The annual turnover of art works in Poland is primarily created by classic and contemporary art made by artists who are already dead. However, given the number of transactions per year, contemporary art dominates.
The prices depend on many factors: besides the author’s name and his artistry, important factors are, for example, from which period the work is, what technique was used and what is the size. For example, a work by Roman Opalka, ‘’1965/1-infinity, 1965., Detail 2890944-2910059″ (acrylic/canvas, 196×135 cm) fetched more than 2 million zlotys when it came under the hammer at the auction house DESA Unicum in December, while the auction house Art Polswiss sold another of his images, “Flight of Icarus” from 1959 (oil/canvas 119×70 cm) for a price of 90 thousand PLN. In recent years, small examples of Opalka’s works could be purchased for a few thousand.

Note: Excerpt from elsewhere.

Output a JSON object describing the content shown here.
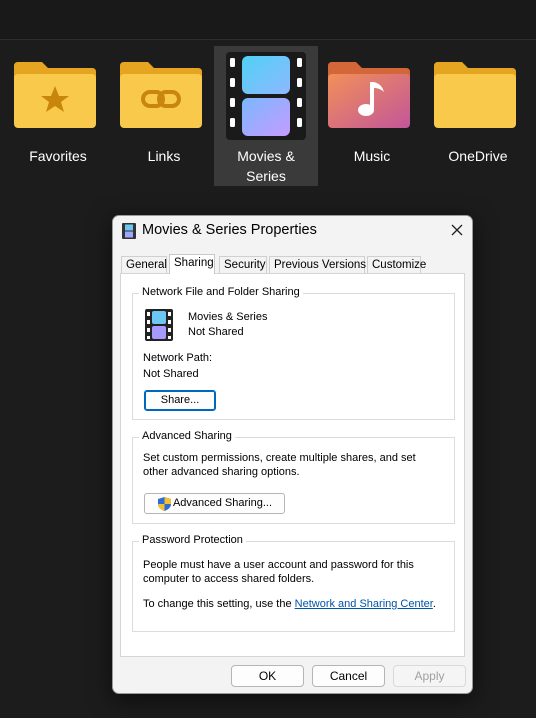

What is worth having on the wall
Besides the classics, which will always be fashionable, I would highlight three trends in contemporary art. One of them is art which is promoted through prestigious competitions, rankings and galleries; another is related to investment prospects; and the third is what the Poles hang in their salons. Focusing on the youngest art, the biggest authority in creation of rankings are such competitions as Bielska Autumn, Compass of Young Art and Deutsche Bank’s Culture Foundation competition organized in co-operation with the Warsaw incentive. For several years among the most widely promoted artists have been Ewa Juszkiewicz, Radek Szlaga, Bartosz Kokosiński, Wojciech Bąkowski, Agnieszka Polska, Karolina Breguła and Łukasz Jastrubczak. Their works represent, however, very diverse styles, techniques and subjects, so, in their case, it is difficult to single out one artistic trend. These names are worth looking out for having in your collection. Huge profit potential also lies in works of artists who are just “discovered”. Artists such as Marcin Painta, Edyta Dzierż, Julita Malinowska, Anna Merska, Aneta Mlaś and Danuta Nawrocka fall into this category. They are artists whose works are selling well – and so far, at affordable prices.

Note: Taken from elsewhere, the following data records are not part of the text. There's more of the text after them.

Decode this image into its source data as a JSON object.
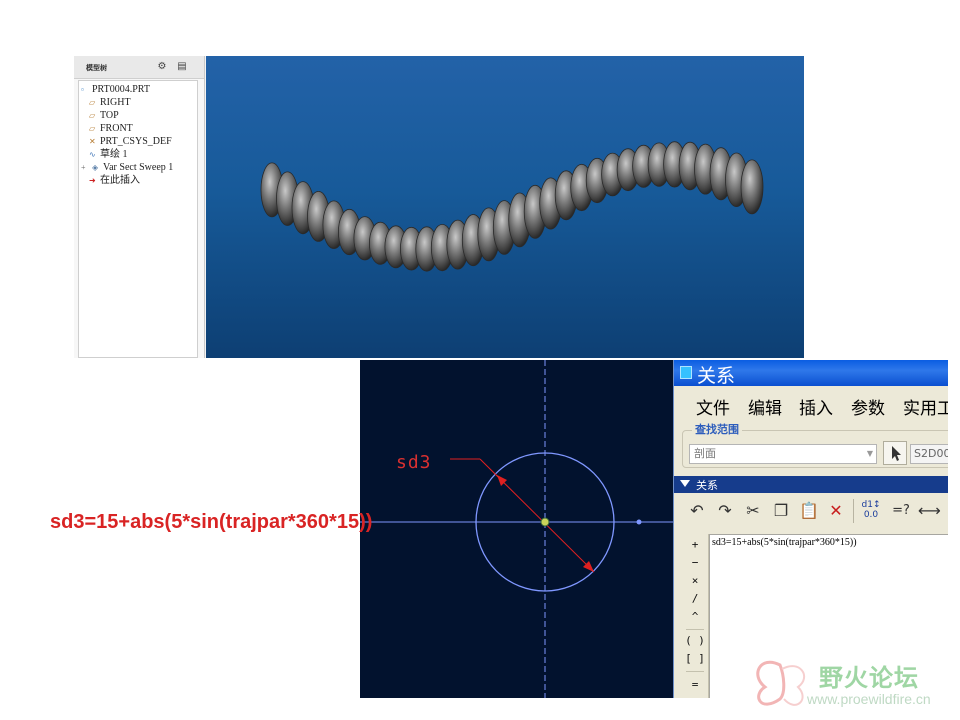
{
  "model_tree": {
    "title": "模型树",
    "items": [
      {
        "label": "PRT0004.PRT",
        "icon": "part-icon"
      },
      {
        "label": "RIGHT",
        "icon": "datum-plane-icon"
      },
      {
        "label": "TOP",
        "icon": "datum-plane-icon"
      },
      {
        "label": "FRONT",
        "icon": "datum-plane-icon"
      },
      {
        "label": "PRT_CSYS_DEF",
        "icon": "csys-icon"
      },
      {
        "label": "草绘 1",
        "icon": "sketch-icon"
      },
      {
        "label": "Var Sect Sweep 1",
        "icon": "sweep-feature-icon"
      },
      {
        "label": "在此插入",
        "icon": "insert-here-arrow-icon"
      }
    ]
  },
  "sketch": {
    "dimension_label": "sd3",
    "line_color": "#7f97ff",
    "dimension_color": "#e02020"
  },
  "formula_annotation": "sd3=15+abs(5*sin(trajpar*360*15))",
  "relations_dialog": {
    "title": "关系",
    "menu": [
      "文件",
      "编辑",
      "插入",
      "参数",
      "实用工"
    ],
    "find_scope_legend": "查找范围",
    "scope_selected": "剖面",
    "scope_field": "S2D00",
    "relations_section_label": "关系",
    "operators": [
      "+",
      "−",
      "×",
      "/",
      "^",
      "( )",
      "[ ]",
      "="
    ],
    "relation_text": "sd3=15+abs(5*sin(trajpar*360*15))"
  },
  "watermark": {
    "name": "野火论坛",
    "url": "www.proewildfire.cn"
  }
}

As the Latin phrase has it, De gustibus non est disputandum – in matters of taste, there can be no disputes – but appetite grows and develops. We discover what we like best and what gives most pleasure. Therefore, the most important advice is to expand your horizons, discover new art, enter into a real relationship with it. Poles hang art in their homes that they simply like – usually positive or “safe,” namely abstractions, simple geometric and architectural forms. There has also been a revival of portraits, especially in ambitious artistic interpretations. In some communities, the demand for art is evident, for example, among lawyers and doctors. They simply appreciate art in all its aspects and they can enjoy it, what can be called a sound snobbery. And then there are the so-called celebrities, who visit auctions or galleries and purchase art as investments or simply to be owners of great works of art.